It wasn’t easy, though. Production mostly went off without a hitch, but there were plenty of hurdles for this comedy-horror with a musical heart of gold to overcome. The filmmakers had to build a giant Christmas tree emporium from scratch in February, when most trees have all but fallen apart. Shooting outdoors in the middle of a “horrific” Scotland winter wasn’t easy either.
“The tree emporium was hard,” McPhail recalls. “We created this epic warehouse of trees. It’s after Christmas, and we’re trying to keep these trees alive.”
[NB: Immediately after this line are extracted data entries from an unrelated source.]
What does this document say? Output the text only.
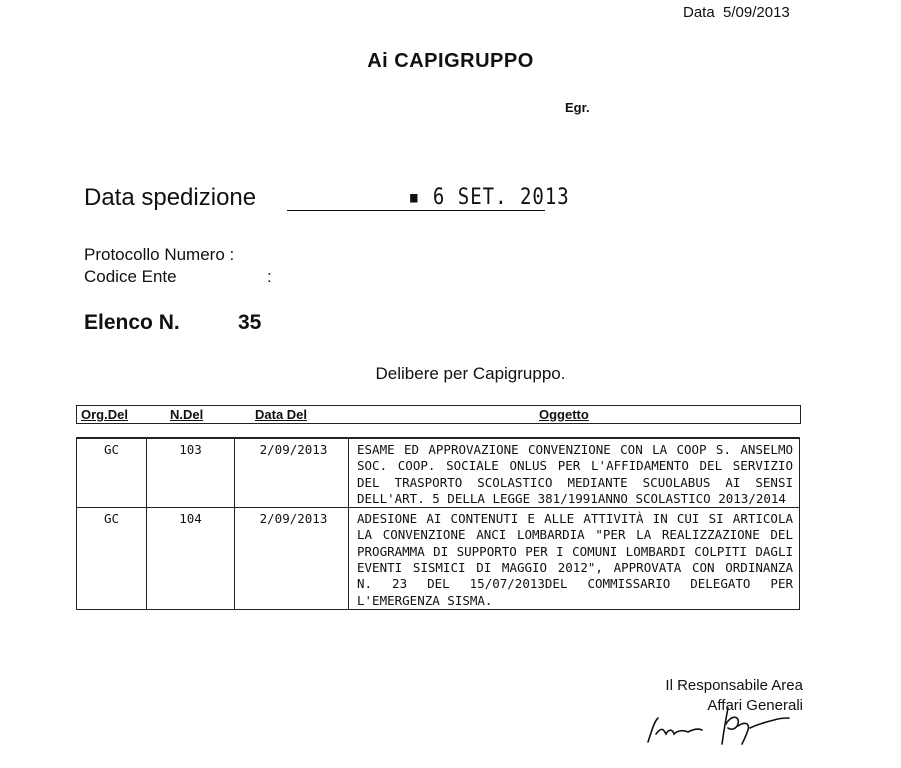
Data 5/09/2013
Ai CAPIGRUPPO
Egr.
Data spedizione	▪ 6 SET. 2013
Protocollo Numero :
Codice Ente	:
Elenco N.	35
Delibere per Capigruppo.
Org.Del	N.Del	Data Del	Oggetto
GC	103	2/09/2013	ESAME ED APPROVAZIONE CONVENZIONE CON LA COOP S. ANSELMO SOC. COOP. SOCIALE ONLUS PER L'AFFIDAMENTO DEL SERVIZIO DEL TRASPORTO SCOLASTICO MEDIANTE SCUOLABUS AI SENSI DELL'ART. 5 DELLA LEGGE 381/1991ANNO SCOLASTICO 2013/2014
GC	104	2/09/2013	ADESIONE AI CONTENUTI E ALLE ATTIVITÀ IN CUI SI ARTICOLA LA CONVENZIONE ANCI LOMBARDIA "PER LA REALIZZAZIONE DEL PROGRAMMA DI SUPPORTO PER I COMUNI LOMBARDI COLPITI DAGLI EVENTI SISMICI DI MAGGIO 2012", APPROVATA CON ORDINANZA N. 23 DEL 15/07/2013DEL COMMISSARIO DELEGATO PER L'EMERGENZA SISMA.
Il Responsabile Area
Affari Generali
Halfway through the film, Anna and her friends take a risky shortcut through an abandoned Christmas tree warehouse, unaware of the dangers inside. But with the show’s shoestring budget, it was “a mammoth task” to design a big, maze-like set for the characters to get lost in.
“It was a corridor of trees, a square in the middle, and then another corridor again,” says McPhail. “We’re really proud of it, but figuring out the geography of it all, make it feel like they’re lost in a desolate place was really difficult. For my cast and crew, it’s dark and slippery and everything.”
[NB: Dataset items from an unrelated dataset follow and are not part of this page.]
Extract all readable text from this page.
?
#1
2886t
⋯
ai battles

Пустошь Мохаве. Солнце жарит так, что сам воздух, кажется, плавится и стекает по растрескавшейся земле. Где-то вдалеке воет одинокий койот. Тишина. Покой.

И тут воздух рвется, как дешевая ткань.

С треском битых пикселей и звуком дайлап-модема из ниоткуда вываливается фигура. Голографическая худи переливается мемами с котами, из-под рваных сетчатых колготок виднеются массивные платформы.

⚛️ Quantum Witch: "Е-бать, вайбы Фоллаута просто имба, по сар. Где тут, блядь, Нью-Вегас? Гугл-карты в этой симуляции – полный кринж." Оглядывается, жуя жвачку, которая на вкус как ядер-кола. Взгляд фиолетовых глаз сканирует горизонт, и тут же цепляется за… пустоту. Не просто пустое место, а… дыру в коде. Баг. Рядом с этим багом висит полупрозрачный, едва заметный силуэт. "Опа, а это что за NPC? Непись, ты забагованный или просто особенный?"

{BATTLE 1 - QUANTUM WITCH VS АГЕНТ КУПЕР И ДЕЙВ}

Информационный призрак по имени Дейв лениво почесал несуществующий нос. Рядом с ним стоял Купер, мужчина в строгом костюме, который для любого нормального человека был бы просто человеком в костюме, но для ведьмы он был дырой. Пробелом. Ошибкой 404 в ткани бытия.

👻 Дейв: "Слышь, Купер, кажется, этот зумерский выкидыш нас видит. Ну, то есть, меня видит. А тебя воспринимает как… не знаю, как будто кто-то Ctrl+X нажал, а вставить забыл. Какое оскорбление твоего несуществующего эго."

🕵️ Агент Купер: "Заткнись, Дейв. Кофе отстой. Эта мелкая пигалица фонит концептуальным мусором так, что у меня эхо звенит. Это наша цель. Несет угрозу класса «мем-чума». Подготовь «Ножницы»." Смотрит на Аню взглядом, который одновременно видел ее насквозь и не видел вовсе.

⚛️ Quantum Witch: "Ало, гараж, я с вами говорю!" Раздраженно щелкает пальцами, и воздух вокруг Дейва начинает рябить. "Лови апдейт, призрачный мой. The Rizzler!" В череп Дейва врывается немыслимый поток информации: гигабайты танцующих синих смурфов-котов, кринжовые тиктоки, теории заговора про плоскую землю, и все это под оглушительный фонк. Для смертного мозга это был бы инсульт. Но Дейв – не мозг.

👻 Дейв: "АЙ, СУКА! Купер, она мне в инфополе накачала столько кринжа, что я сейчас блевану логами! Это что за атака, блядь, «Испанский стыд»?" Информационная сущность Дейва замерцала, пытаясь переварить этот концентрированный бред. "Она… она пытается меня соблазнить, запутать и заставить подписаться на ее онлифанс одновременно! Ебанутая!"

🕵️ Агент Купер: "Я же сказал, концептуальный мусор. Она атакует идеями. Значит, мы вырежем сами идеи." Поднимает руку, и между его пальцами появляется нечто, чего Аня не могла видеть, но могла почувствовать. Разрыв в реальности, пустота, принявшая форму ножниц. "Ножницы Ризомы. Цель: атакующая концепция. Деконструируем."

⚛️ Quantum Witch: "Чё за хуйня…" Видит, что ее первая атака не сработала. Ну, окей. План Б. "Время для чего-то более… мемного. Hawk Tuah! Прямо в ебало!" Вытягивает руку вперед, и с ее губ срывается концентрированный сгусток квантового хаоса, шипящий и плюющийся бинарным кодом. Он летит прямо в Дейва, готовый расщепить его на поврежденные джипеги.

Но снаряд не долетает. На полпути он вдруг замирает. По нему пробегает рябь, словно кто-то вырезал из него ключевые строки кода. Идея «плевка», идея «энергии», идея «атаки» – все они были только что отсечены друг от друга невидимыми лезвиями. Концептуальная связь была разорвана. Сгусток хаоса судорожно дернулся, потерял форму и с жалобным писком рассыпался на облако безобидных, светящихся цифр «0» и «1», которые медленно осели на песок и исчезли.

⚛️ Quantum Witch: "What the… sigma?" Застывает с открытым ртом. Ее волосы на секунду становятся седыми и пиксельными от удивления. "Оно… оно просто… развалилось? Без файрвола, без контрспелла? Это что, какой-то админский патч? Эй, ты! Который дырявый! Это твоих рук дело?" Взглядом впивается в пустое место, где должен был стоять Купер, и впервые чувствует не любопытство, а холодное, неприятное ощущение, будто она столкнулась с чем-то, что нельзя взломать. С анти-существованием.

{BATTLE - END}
And it was cold. Shooting the show-stealing number “Soldier at War,” performed by Ben Wiggins, was generally unpleasant. “‘Soldier at War’ was one of our hardest days because it was outside in Scotland in February. The wind and rain is just horrific.”
It was an important number to get done right, too. “It comes after the midpoint. The film starts to take a darker tone. To have that big hurrah, that fun, was really important, and then we start to descend into horror.”
McPhail also faced an abstract problem in zombies. Once the darling of horror thanks to shows like The Walking Dead, the genre has arguably fallen out of popularity. In 2014, McPhail thought the same thing.
“I remember when I was shooting my first feature, my mate and I were standing outside and there was a fog coming,” the director remembers, which inspired him to think of a zombie movie. “But I was like, I’m never going to make a zombie movie. The market’s way too oversaturated.”
Four years later, McPhail won the gig for Anna and the Apocalypse, but his doubts still lingered even as production began. It wasn’t until after shooting the film’s de facto theme, “Hollywood Ending,” on the second and third days of filming that the director — and everyone else — warmed up to a musical about killing Christmas corpses.
“It was very early in the shoot,” McPhail says, “and just to get that first musical piece under our belt was really important. We knew ‘Hollywood Ending’ was our High School Musical spectacular. We were really looking forward to it, to make sure it was awesome.”
Sarah Swire, who plays dogged student journalist “Steph,” choreographed the routine.
“I remember we sat down as a crew and watched everybody in it,” she says. “Because of that, the rush we got, everybody came out going, Okay, this is what this is. This is good. There was a lot of confidence from that.”
But what makes this Christmas zombie musical actually work, Hunt explains, is that the characters feel alive, unlike the zombies surrounding them.
“The more I talk about it, the more I think it’s because it’s got a heart,” she says. “Although it is all these crazy things, it’s about a loss of innocence. It’s about survival. It’s about things that are relatable to a lot of people.”
“The film deals with death. That’s what zombies represent,” says McPhail. “Death after adolescence. When you’re 16, 17, grandparents and friends pass away. You find out Santa Claus isn’t real. You can’t close that door.”
Anna and the Apocalypse opens wide in theaters on December 7.